Это были действующие лица из круга нашего общения. У нас вообще была довольно своеобразная компания совершенно разных людей, не более похожих друг на друга, чем стеклышки в калейдоскопе, но, как те же самые стекляшки, составляющих оригинальный и радующий глаз узор. Судите сами. Бывший учитель Волков, ныне процветающий работник прокатного пункта видеокассет при каком-то там молодежном объединении, которых сейчас развелось как саранчи египетской. Человек думающий, склонный пофилософствовать, хотя и несколько подкошенный нынешней тотальной переоценкой ценностей. Художник Гурьянов, Иероним Босх нашего времени, любитель крепко выпить как в обществе, так и без. Еще один художник, Грига, он же по совместительству переводчик с английского. Личность неопределенная, бородатая, проживающая (кажется, даже без прописки) в предоставленной райисполкомом мастерской в оклеенном газетами полуподвале. Труженица завода бытовых машин Люда Каледина, одинокая и ненавязчивая, но тянущаяся к интеллектуальному общению. Люда приехала к нам в Степоград сравнительно недавно и временно ностальгически рассказывает о милых ее сердцу Тетюшах, оставшихся без нее где-то то ли в Удмуртии, то ли в Башкирии. Экс-балерина Васильева, «Олька» по терминологии Залужной, некогда битая мужем и ушедшая от него. Она время от времени становится свидетельницей полета и посадки на окраинах города разнообразных НЛО; случалось ей присутствовать и при других странных явлениях и именно у нее, по рассказу Залужной, проступила сквозь пол на кухне некая черная жидкость, явный признак полтергейста. Музейный работник Карбаш, умеющий интересно рассказывать и изображать в лицах, но вечно занятый какими-то своими производственными проблемами и потому довольно большая зануда. Еще один представитель славного племени художников, учительница Ира Жантария, натура любопытная, но для меня несколько туманная, поскольку я редко вижу ее в нашей компании (а встречаемся мы нерегулярно, заранее такие встречи не планируя, в разных местах и в разном составе).

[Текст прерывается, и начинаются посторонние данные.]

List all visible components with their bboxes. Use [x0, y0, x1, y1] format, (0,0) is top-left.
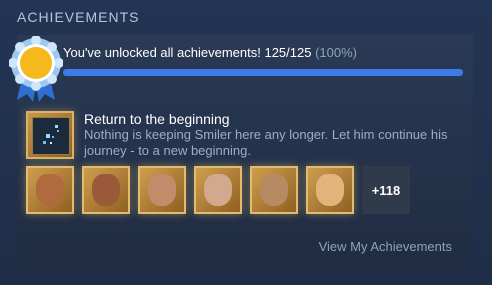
gears-face-icon[interactable]	[250, 166, 298, 214]
two-faces-icon[interactable]	[26, 166, 74, 214]
portrait-face	[92, 174, 120, 206]
progress-percent: (100%)	[315, 45, 358, 60]
portrait-face	[316, 174, 344, 206]
perfect-game-medal-icon	[9, 36, 63, 102]
portrait-face	[204, 174, 232, 206]
featured-achievement-title: Return to the beginning	[84, 111, 230, 127]
section-title: ACHIEVEMENTS	[17, 9, 140, 25]
view-achievements-link[interactable]: View My Achievements	[319, 239, 452, 254]
featured-achievement-icon[interactable]	[26, 111, 74, 159]
woman-face-icon[interactable]	[306, 166, 354, 214]
progress-bar	[63, 69, 463, 76]
portrait-face	[36, 174, 64, 206]
two-faces-icon[interactable]	[82, 166, 130, 214]
progress-text: You've unlocked all achievements! 125/12…	[63, 45, 357, 60]
more-achievements-badge[interactable]: +118	[362, 166, 410, 214]
old-man-icon[interactable]	[194, 166, 242, 214]
portrait-face	[148, 174, 176, 206]
featured-achievement-description: Nothing is keeping Smiler here any longe…	[84, 127, 448, 158]
achievement-thumbnails: +118	[26, 166, 410, 214]
helmet-face-icon[interactable]	[138, 166, 186, 214]
progress-label: You've unlocked all achievements! 125/12…	[63, 45, 312, 60]
progress-bar-fill	[63, 69, 463, 76]
portrait-face	[260, 174, 288, 206]
sparkle-icon	[43, 125, 59, 144]
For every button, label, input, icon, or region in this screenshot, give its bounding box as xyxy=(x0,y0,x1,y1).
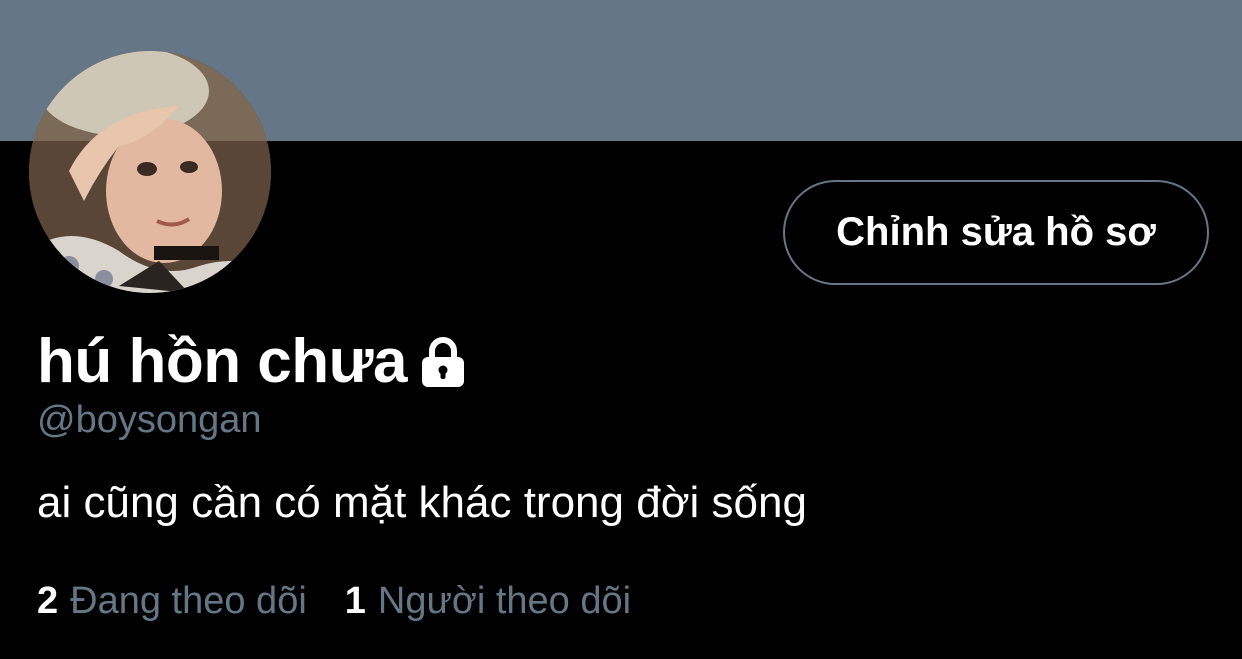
following-count: 2 xyxy=(37,580,59,622)
followers-count: 1 xyxy=(344,580,366,622)
profile-bio: ai cũng cần có mặt khác trong đời sống xyxy=(37,478,807,527)
edit-profile-button[interactable]: Chỉnh sửa hồ sơ xyxy=(783,180,1209,285)
avatar[interactable] xyxy=(29,51,271,293)
following-label: Đang theo dõi xyxy=(70,580,307,622)
followers-label: Người theo dõi xyxy=(377,580,632,622)
profile-handle: @boysongan xyxy=(37,399,262,441)
display-name: hú hồn chưa xyxy=(37,327,408,396)
name-row: hú hồn chưa xyxy=(37,322,467,402)
followers-stat[interactable]: 1 Người theo dõi xyxy=(345,582,631,620)
following-stat[interactable]: 2 Đang theo dõi xyxy=(37,582,307,620)
profile-stats: 2 Đang theo dõi 1 Người theo dõi xyxy=(37,582,669,620)
profile-page: Chỉnh sửa hồ sơ hú hồn chưa @boysongan a… xyxy=(0,0,1242,659)
lock-icon xyxy=(419,336,467,388)
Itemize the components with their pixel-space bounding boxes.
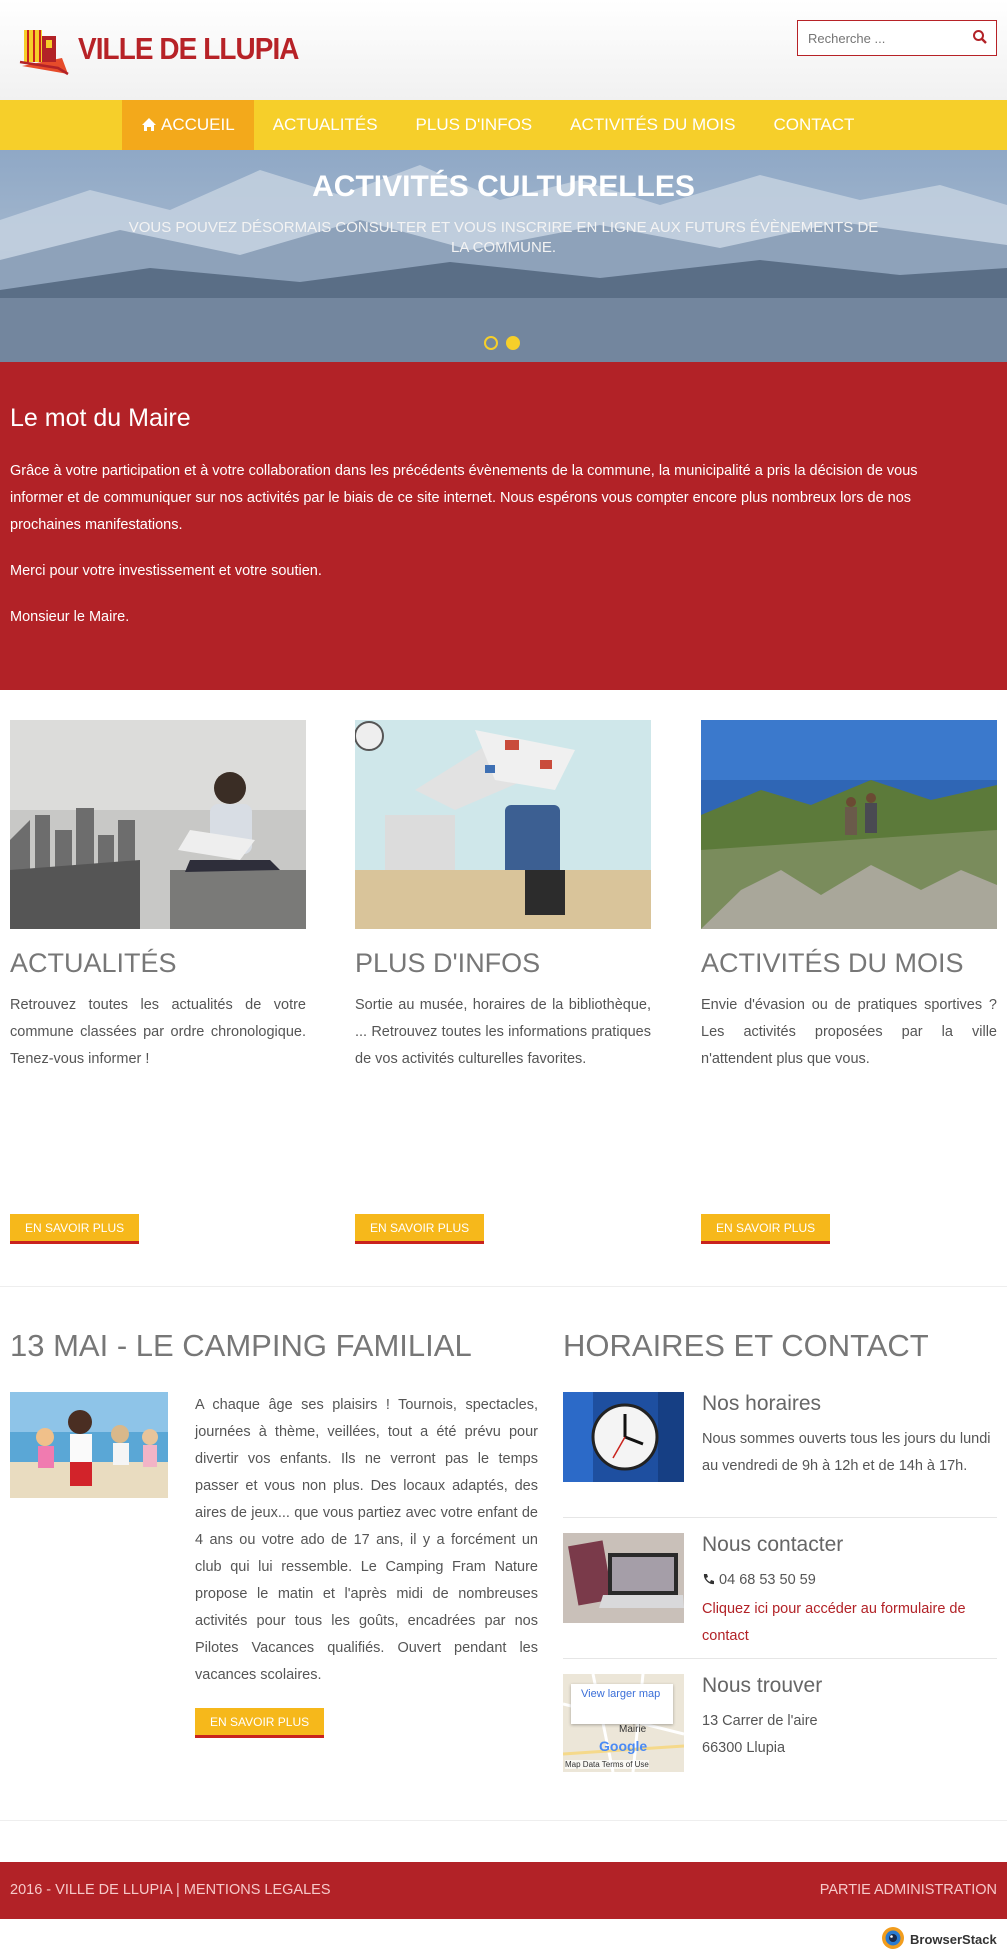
nav-item-plus-dinfos[interactable]: PLUS D'INFOS xyxy=(397,100,552,150)
divider xyxy=(563,1658,997,1659)
contact-title: HORAIRES ET CONTACT xyxy=(563,1328,929,1363)
contact-us-text: 04 68 53 50 59 Cliquez ici pour accéder … xyxy=(702,1567,997,1650)
map-place-label: Mairie xyxy=(619,1724,647,1735)
admin-link[interactable]: PARTIE ADMINISTRATION xyxy=(820,1882,997,1898)
hours-text: Nous sommes ouverts tous les jours du lu… xyxy=(702,1431,991,1474)
search-input[interactable] xyxy=(798,21,958,55)
google-logo: Google xyxy=(599,1738,648,1754)
mayor-paragraph-2: Merci pour votre investissement et votre… xyxy=(10,563,322,579)
mayor-paragraph-1: Grâce à votre participation et à votre c… xyxy=(10,463,918,533)
nav-item-activites-du-mois[interactable]: ACTIVITÉS DU MOIS xyxy=(551,100,754,150)
clock-image xyxy=(563,1392,684,1482)
nav-item-actualites[interactable]: ACTUALITÉS xyxy=(254,100,397,150)
en-savoir-plus-button-activites[interactable]: EN SAVOIR PLUS xyxy=(701,1214,831,1244)
find-us-title: Nous trouver xyxy=(702,1674,823,1697)
slider-dot-1[interactable] xyxy=(484,336,498,350)
slider-dot-2[interactable] xyxy=(506,336,520,350)
desk-image xyxy=(563,1533,684,1623)
map-embed[interactable]: View larger map Mairie Google Map Data T… xyxy=(563,1674,684,1772)
site-logo[interactable]: VILLE DE LLUPIA xyxy=(18,22,323,76)
feature-image-actualites xyxy=(10,720,306,929)
mayor-title: Le mot du Maire xyxy=(10,404,191,432)
hero-title: ACTIVITÉS CULTURELLES xyxy=(312,170,695,203)
en-savoir-plus-button-plus-dinfos[interactable]: EN SAVOIR PLUS xyxy=(355,1214,485,1244)
camping-text: A chaque âge ses plaisirs ! Tournois, sp… xyxy=(195,1397,538,1683)
map-terms[interactable]: Map Data Terms of Use xyxy=(565,1760,649,1769)
view-larger-map-link[interactable]: View larger map xyxy=(571,1684,673,1724)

Залужная. О ней разговор особый. Кроме работы воспитателем подростковой группы в нашей психбольнице, она еще пишет стихи, философствует похлеще Волкова, экстрасенствует на уровне Джуны, а еще вычисляет будущее на манер Ванги, общается с барабашками и этими самыми микролептонными структурами, образующими неведомое поле после ухода из жизни биологического объекта, как это делает полтавская журналистка Машкина, контактирует с инопланетянами всех мастей и оттенков, буквально заполонившими нашу скромную планету, демонстрирует пресловутое прилипание утюгов к коже и вообще… И вообще, если где-нибудь появляется сообщение о чем-то необычном, идущем вразрез с нашей старой доброй ортодоксальной материалистической наукой, — спустя некоторое время такое же необычное, по рассказам Ларисы, происходит и с ней. Не человек, а средоточие самых разнообразных чудес.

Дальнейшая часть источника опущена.